Figure 4-2Figure 4 – 2 A level 2-only core

This configuration is possible for a network with a well-defined core, such as a true three-tier network. Each level 1 routing domain could represent a different geographical domain, or a particular site, while the layer 2 core would represent a network-wide domain backbone that all of these geographic domains attach to.

Overlapping Routing Domains

The level 1 and level 2 routing domains, however, are not necessarily going to be so cleanly separated; overlapping domains tend to be the rule rather than the exception in IS-IS network designs. Figure 4-3 illustrates a network

Figure 4-3Figure 4 – 3 The level 1/level 2 border in the core

In this network, all of the intermediate systems are part of a level 1 domain, and some are configured to run both level 1 and level 2 routing. The contiguous set of level 2 intermediate systems overlaps with the contiguous set of level 1 intermediate systems within each level 1 area. The primary issue to be wary of when working through where to put the level 1/level 2 intermediate systems in this type of design is paying attention to where IP address summarization is going to take place, and configuring it correctly.

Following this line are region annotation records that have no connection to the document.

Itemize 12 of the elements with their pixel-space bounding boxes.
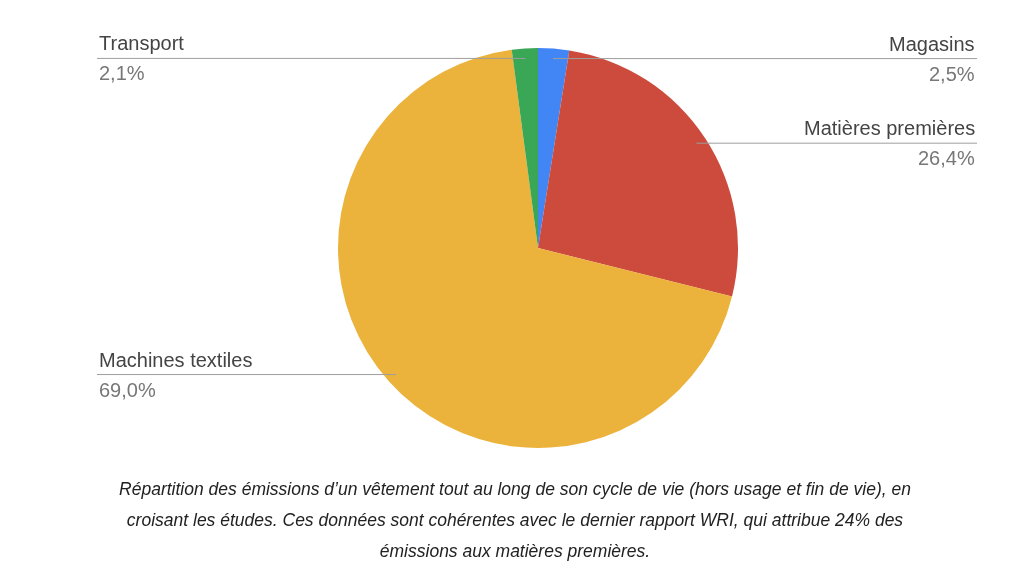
slice-label: Machines textiles	[99, 349, 253, 371]
data-label: 26,4%	[918, 147, 975, 169]
data-label: 69,0%	[99, 379, 156, 401]
text: Répartition des émissions d’un vêtement tout au long de son cycle de vie (hors usage et fin de vie), en croisant les études. Ces données sont cohérentes avec le dernier rapport WRI, qui attribue 24% des émissions aux matières premières.	[118, 478, 912, 563]
data-label: 2,1%	[99, 62, 145, 84]
slice-label: Matières premières	[804, 117, 976, 139]
slice-label: Magasins	[889, 33, 975, 55]
pie-slice	[538, 50, 738, 297]
pie-slice	[538, 48, 570, 248]
pie-slice	[338, 49, 733, 448]
data-label: 2,5%	[929, 63, 975, 85]
slice-label: Transport	[99, 32, 185, 54]
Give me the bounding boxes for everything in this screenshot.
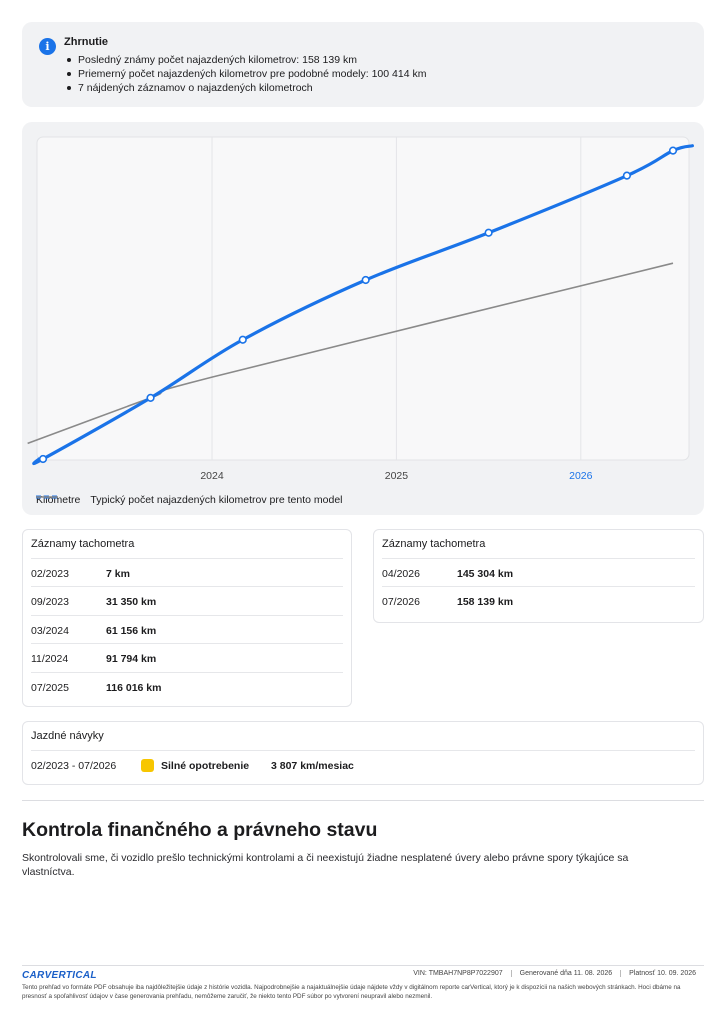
section-title: Kontrola finančného a právneho stavu <box>22 819 378 841</box>
table-row: 03/2024 61 156 km <box>31 615 343 643</box>
record-value: 116 016 km <box>106 682 162 694</box>
summary-bullet: Posledný známy počet najazdených kilomet… <box>66 53 426 67</box>
footer-vin: VIN: TMBAH7NP8P7022907 <box>413 970 503 977</box>
record-date: 09/2023 <box>31 596 69 608</box>
typical-mileage-line <box>27 262 674 445</box>
x-tick-label: 2026 <box>569 470 593 482</box>
wear-level-label: Silné opotrebenie <box>161 760 250 772</box>
x-tick-label: 2025 <box>385 470 409 482</box>
record-value: 61 156 km <box>106 625 157 637</box>
odometer-records-card-2: Záznamy tachometra 04/2026 145 304 km 07… <box>373 529 704 623</box>
record-date: 11/2024 <box>31 653 69 665</box>
record-value: 145 304 km <box>457 568 514 580</box>
record-value: 31 350 km <box>106 596 157 608</box>
record-date: 02/2023 <box>31 568 69 580</box>
record-value: 158 139 km <box>457 596 514 608</box>
summary-list: Posledný známy počet najazdených kilomet… <box>66 53 427 95</box>
habits-row: 02/2023 - 07/2026 Silné opotrebenie 3 80… <box>31 750 695 780</box>
table-row: 11/2024 91 794 km <box>31 643 343 671</box>
summary-title: Zhrnutie <box>64 36 108 48</box>
section-divider <box>22 800 704 801</box>
card-title: Jazdné návyky <box>31 730 104 742</box>
legend-label: Typický počet najazdených kilometrov pre… <box>90 494 343 506</box>
carvertical-logo: CARVERTICAL <box>22 970 97 981</box>
footer-divider <box>22 965 704 966</box>
footer-disclaimer: Tento prehľad vo formáte PDF obsahuje ib… <box>22 984 681 1000</box>
monthly-rate: 3 807 km/mesiac <box>271 760 354 772</box>
info-icon: i <box>39 38 56 55</box>
footer-generated: Generované dňa 11. 08. 2026 <box>510 970 621 977</box>
mileage-chart-card: 2024 2025 2026 Kilometre Typický počet naj… <box>22 122 704 515</box>
table-row: 07/2026 158 139 km <box>382 586 695 614</box>
odometer-records-card: Záznamy tachometra 02/2023 7 km 09/2023 … <box>22 529 352 707</box>
section-description: Skontrolovali sme, či vozidlo prešlo tec… <box>22 852 629 878</box>
data-point <box>484 228 493 237</box>
data-point <box>622 171 632 180</box>
table-row: 09/2023 31 350 km <box>31 586 343 614</box>
mileage-chart: 2024 2025 2026 <box>27 136 694 482</box>
record-value: 7 km <box>106 568 130 580</box>
legend-swatch-gray <box>36 496 58 498</box>
table-row: 07/2025 116 016 km <box>31 672 343 700</box>
record-date: 03/2024 <box>31 625 69 637</box>
summary-bullet: 7 nájdených záznamov o najazdených kilom… <box>66 81 426 95</box>
record-date: 07/2025 <box>31 682 69 694</box>
record-value: 91 794 km <box>106 653 157 665</box>
summary-bullet: Priemerný počet najazdených kilometrov p… <box>66 68 427 80</box>
summary-box: i Zhrnutie Posledný známy počet najazden… <box>22 22 704 107</box>
wear-level-indicator <box>141 759 154 772</box>
data-point <box>38 454 48 464</box>
data-point <box>146 393 155 402</box>
habits-period: 02/2023 - 07/2026 <box>31 760 117 772</box>
footer-valid: Platnosť 10. 09. 2026 <box>620 970 704 977</box>
data-point <box>361 275 370 285</box>
card-title: Záznamy tachometra <box>31 538 135 550</box>
footer-meta: VIN: TMBAH7NP8P7022907 Generované dňa 11… <box>405 970 704 977</box>
record-date: 07/2026 <box>382 596 420 608</box>
table-row: 02/2023 7 km <box>31 558 343 586</box>
x-tick-label: 2024 <box>200 470 224 482</box>
data-point <box>668 146 678 155</box>
record-date: 04/2026 <box>382 568 420 580</box>
data-point <box>238 335 247 344</box>
legend-item-typical: Typický počet najazdených kilometrov pre… <box>36 494 343 506</box>
card-title: Záznamy tachometra <box>382 538 486 550</box>
plot-area <box>36 136 690 461</box>
driving-habits-card: Jazdné návyky 02/2023 - 07/2026 Silné op… <box>22 721 704 785</box>
table-row: 04/2026 145 304 km <box>382 558 695 586</box>
chart-legend: Kilometre Typický počet najazdených kilo… <box>36 494 353 506</box>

Domain Border Considerations

When deciding where to place the level 1/level 2 border, you need to consider the following factors.

  • The physical topology of the network. If there is a natural place in which to create a pure level 2 routing domain, then you should probably consider creating one.

  • Domain partitions. Consider the result of single- and double-link failures. If a single-link failure would cause a level 2 partition, you should carefully consider how to either increase or decrease the size of the level 2 routing domain to avoid this possibility.

  • Domain sizes and flooding diameters. In Chapter 3 we noted that the primary reason for breaking a network up into smaller domains is to reduce the amount of information any given intermediate system must handle when a network topology change occurs, which also results in a reduction of the flooding scope. If your network has a number of large level 1 routing domains, and a "no intermediate system" level 2 routing domain (in other words, no L2-only nodes exist), it might be worth considering changing the location of the level 1/level 2 border to balance the flooding domains.

  • IP address summarization. You should consider the IP addressing within the network, and where it can be best summarized. You can only summarize IP addresses at domain borders.

  • Traffic flow. You should consider the paths that traffic will normally take through the network, and how domain borders will affect that traffic flow. For instance, if there is a large data center that most traffic will flow to and from, it might make sense to place this data center entirely in the level 2 routing domain.